Great post to read at the end of a busy week. It is even better when it supports many of the linking practices that I already use. Love that example of link spam from Matt Cutts.
Awesome Suggestion.. Thanks Cyrus...
Thank you Cyrus we will pass this article along. Not sure why people believe they can get one past Google.
Great post, it is interesting how seo is changing. Looking back it makes me realise just how simple seo was and just how complicated it is becoming! Great points though.
Thanks for sharing the stats on the spam bot... that is helpful
Great post Cyrus !!! Thanks for Writing…
As we know Google Penguin targets if website is over optimized with generic keyword links. In that case links on keywords like “Click Here”, “Watch the Video”, “Read More”, “Company Name” etc can help great to protect a website from Google Penguin algorithm penalty.
Isn't the point that you can just as easily avoid Penguin penalties by using relevant but varied anchor text?
Yes, exactly !!!
Thanks for all the different ways to mix up the use of anchor text. I find 2. Party at Synonym City seems like a good way to work around the over-optimized. From experience from reading all these SEO articles, I find linking very long tail keywords work too. More descrptive and definitely won't over-optmize since you won't be using the same very long tail keyword all the time.
Thanks Cyrus, after the anchor text variation concept people started varying in a spammy way like i saw numerous SEOs using best, top etc anchor text as variation . Your post really help us to understand the concept of anchor text variation.
Create real content, deliver real value, communicate to real people ... makes sense to me. I appreciate the care you took preparing this post. Its one thing to tell people what to do but another thing entierly to show them how to do it.
Great to actually read and in-depth article about anchor text. I always read "you want more click heres" or "more keywords". Thanks, great post!
"Party at Synonym City" —count me in!
Is that on the opposite side of the antonym area?
@Cyrus Shepard Is this bit an experiment or something?https://www.youtube.com/watch?v=1orMXD_Ijbs&feature=youtu.be&t=1m2s
It's like a Rick Roll, but sooooooo much better.
Hello, this occurring in Brazil a Challenge SEO, positioning for a keyword on Google. I'm participating, and I have followed your posts, to use the tips and techniques in the contest. Thanks for the information! If you can help me with more tips and if you want to know more about seo challenge. Visit my website! https://www.brasilito.com.br
Good tips
I like this article and found it extremely informative but you've spelled "accurately" wrong.

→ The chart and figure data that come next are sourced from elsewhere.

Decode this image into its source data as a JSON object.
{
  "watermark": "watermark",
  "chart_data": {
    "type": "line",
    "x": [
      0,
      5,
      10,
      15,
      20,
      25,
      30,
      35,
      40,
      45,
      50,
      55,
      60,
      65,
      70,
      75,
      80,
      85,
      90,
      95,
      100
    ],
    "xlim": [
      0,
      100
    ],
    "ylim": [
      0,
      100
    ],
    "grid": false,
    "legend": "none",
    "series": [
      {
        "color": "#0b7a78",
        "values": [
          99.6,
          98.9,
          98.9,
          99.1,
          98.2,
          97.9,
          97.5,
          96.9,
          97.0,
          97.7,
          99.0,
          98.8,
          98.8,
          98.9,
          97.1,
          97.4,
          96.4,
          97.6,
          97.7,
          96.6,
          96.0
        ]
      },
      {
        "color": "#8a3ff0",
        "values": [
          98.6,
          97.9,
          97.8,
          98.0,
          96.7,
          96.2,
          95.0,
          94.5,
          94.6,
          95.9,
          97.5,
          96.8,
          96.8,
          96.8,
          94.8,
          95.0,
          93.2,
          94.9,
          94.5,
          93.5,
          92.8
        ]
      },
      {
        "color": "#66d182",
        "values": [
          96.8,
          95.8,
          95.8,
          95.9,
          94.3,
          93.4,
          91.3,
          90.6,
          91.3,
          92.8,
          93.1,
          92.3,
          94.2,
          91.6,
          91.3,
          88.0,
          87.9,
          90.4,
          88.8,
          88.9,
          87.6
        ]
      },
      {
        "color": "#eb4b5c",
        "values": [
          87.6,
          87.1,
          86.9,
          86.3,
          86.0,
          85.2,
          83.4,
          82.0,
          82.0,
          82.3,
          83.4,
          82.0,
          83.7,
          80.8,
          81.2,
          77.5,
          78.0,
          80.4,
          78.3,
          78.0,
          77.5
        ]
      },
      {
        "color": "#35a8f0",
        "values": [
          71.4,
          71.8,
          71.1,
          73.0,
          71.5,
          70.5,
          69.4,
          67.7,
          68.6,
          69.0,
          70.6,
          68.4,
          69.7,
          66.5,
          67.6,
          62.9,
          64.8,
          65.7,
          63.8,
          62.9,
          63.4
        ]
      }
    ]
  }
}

Fixed! Thanks for letting us know.
In Google’s official SEO Starter Guide are given all the necessary guidelines that should be followed and results will not fail.
Let me know how you get on with that!!! Something says you might just struggle....
I'm Really very happy to read this kind of very informative and very useful post. I would like to thank you for share your knowledge with all of us.
Actually any kind of links created by an SEO will be penalized in today or tomorrow. Only those websites will not be penalized by search engine which are fulfilling people's need and people click on them naturally.
Great to hear some sanity in the whole subject of gaming SEO by not gaming. Have we lost our minds as to what the value of a site and what useful, engaging content actually is?
The article is really informative
Thanks Micheal!
Yes, now updating latest Google update quality content is major impact in Search Engine.